Berliner Museen: Geliehen? Geschenkt!
Dürfen private Sammler Druck auf öffentliche Häuser ausüben? Berlins Museumsstreit und die Kollektion Pietzsch: über das schwierige Verhältnis zwischen Sammlern und staatlichen Häusern.
Sie haben dieselben Interessen und verstehen sich doch nicht unbedingt. Auf der einen Seite ein leidenschaftlicher Sammler wie Heiner Pietzsch, der seine Gemälde schon mal als Kinder bezeichnet und ein höchst emotionales Verhältnis zu ihnen hat. Auf der anderen Seite die Museumskuratoren, die als Wissenschaftler von persönlichen Vorlieben abstrahieren müssen. Der eine möchte so viel wie möglich von dem zeigen, was ihn Zeit und Geld gekostet hat. Die anderen sollen eine Auswahl der für die Kunstgeschichte relevanten Werke treffen. Auseinandersetzungen sind also programmiert, wenn private Sammlungen in institutionelle Bestände integriert werden.

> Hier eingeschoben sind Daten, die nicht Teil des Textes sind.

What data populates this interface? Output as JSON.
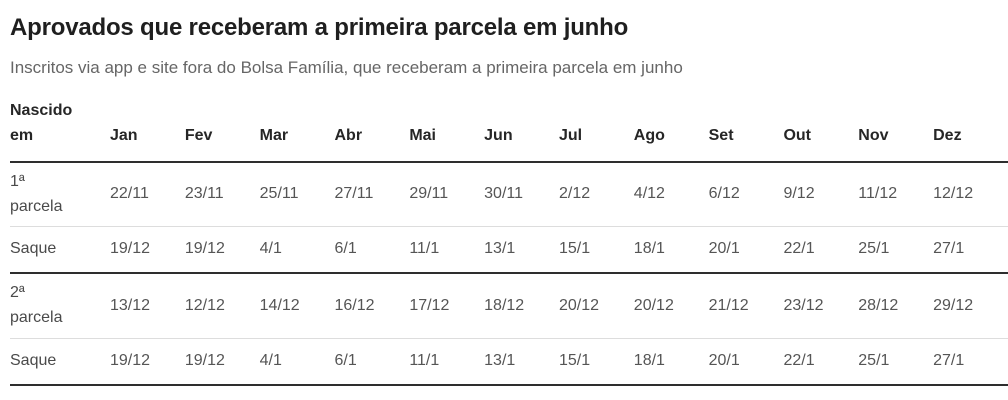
{
  "chart_data": {
    "type": "table",
    "title": "Aprovados que receberam a primeira parcela em junho",
    "subtitle": "Inscritos via app e site fora do Bolsa Família, que receberam a primeira parcela em junho",
    "corner_header": "Nascido\nem",
    "columns": [
      "Jan",
      "Fev",
      "Mar",
      "Abr",
      "Mai",
      "Jun",
      "Jul",
      "Ago",
      "Set",
      "Out",
      "Nov",
      "Dez"
    ],
    "rows": [
      {
        "label": "1ª\nparcela",
        "cells": [
          "22/11",
          "23/11",
          "25/11",
          "27/11",
          "29/11",
          "30/11",
          "2/12",
          "4/12",
          "6/12",
          "9/12",
          "11/12",
          "12/12"
        ]
      },
      {
        "label": "Saque",
        "cells": [
          "19/12",
          "19/12",
          "4/1",
          "6/1",
          "11/1",
          "13/1",
          "15/1",
          "18/1",
          "20/1",
          "22/1",
          "25/1",
          "27/1"
        ]
      },
      {
        "label": "2ª\nparcela",
        "cells": [
          "13/12",
          "12/12",
          "14/12",
          "16/12",
          "17/12",
          "18/12",
          "20/12",
          "20/12",
          "21/12",
          "23/12",
          "28/12",
          "29/12"
        ]
      },
      {
        "label": "Saque",
        "cells": [
          "19/12",
          "19/12",
          "4/1",
          "6/1",
          "11/1",
          "13/1",
          "15/1",
          "18/1",
          "20/1",
          "22/1",
          "25/1",
          "27/1"
        ]
      }
    ],
    "layout": {
      "legend": "none",
      "grid": "horizontal-rules-only",
      "column_align": "left"
    }
  },
  "colors": {
    "heading_text": "#1f1f1f",
    "subtitle_text": "#666666",
    "header_text": "#262626",
    "cell_text": "#555555",
    "border_dark": "#2e2e2e",
    "border_light": "#dddddd",
    "background": "#ffffff"
  }
}
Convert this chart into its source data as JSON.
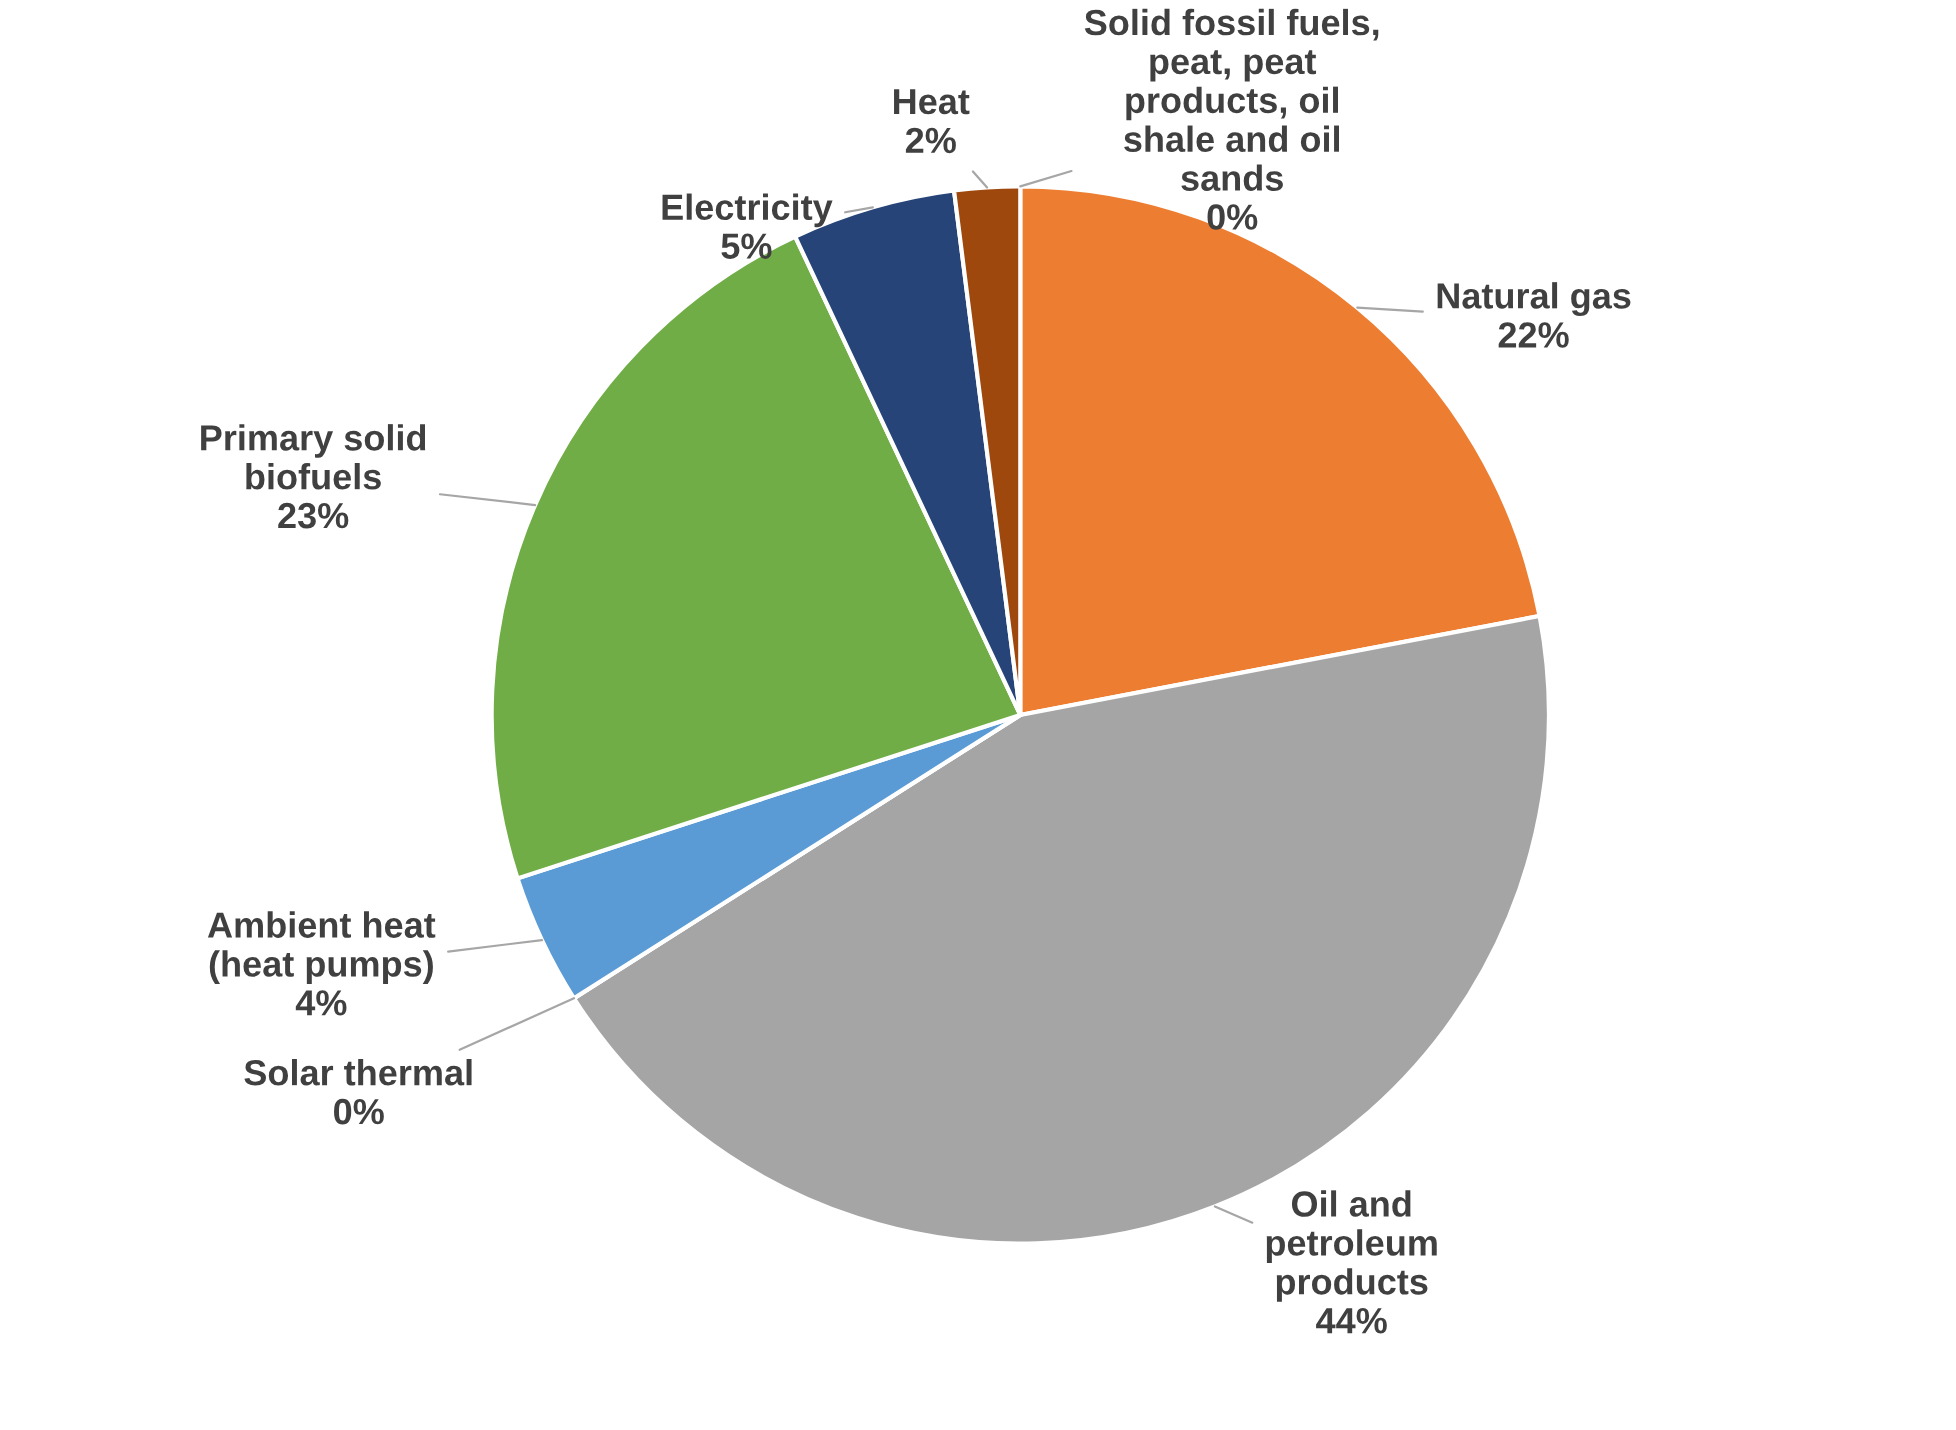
{
  "chart_data": {
    "type": "pie",
    "categories": [
      "Solid fossil fuels,\npeat, peat\nproducts, oil\nshale and oil\nsands",
      "Natural gas",
      "Oil and\npetroleum\nproducts",
      "Solar thermal",
      "Ambient heat\n(heat pumps)",
      "Primary solid\nbiofuels",
      "Electricity",
      "Heat"
    ],
    "values": [
      0,
      22,
      44,
      0,
      4,
      23,
      5,
      2
    ],
    "colors": [
      "#4472c4",
      "#ed7d31",
      "#a5a5a5",
      "#ffc000",
      "#5b9bd5",
      "#70ad47",
      "#264478",
      "#9e480e"
    ],
    "value_labels": [
      "0%",
      "22%",
      "44%",
      "0%",
      "4%",
      "23%",
      "5%",
      "2%"
    ]
  }
}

Dass im Fall der Schenkung der Surrealisten-Sammlung von Heiner und Ulla Pietzsch plötzlich Tausende auf Initiative des Verbands Deutscher Kunsthistoriker gegen die zusätzlichen Exponate für die Neue Nationalgalerie protestieren, hat zunächst andere Gründe. Vor allem wird befürchtet, dass die Stärkung der Moderne den Auszug der Alten Meister aus der Gemäldegalerie zur Folge hat. Die Kritik resultiert aber auch aus den Erfahrungen der jüngeren Vergangenheit, in der solche Allianzen häufig schief gingen.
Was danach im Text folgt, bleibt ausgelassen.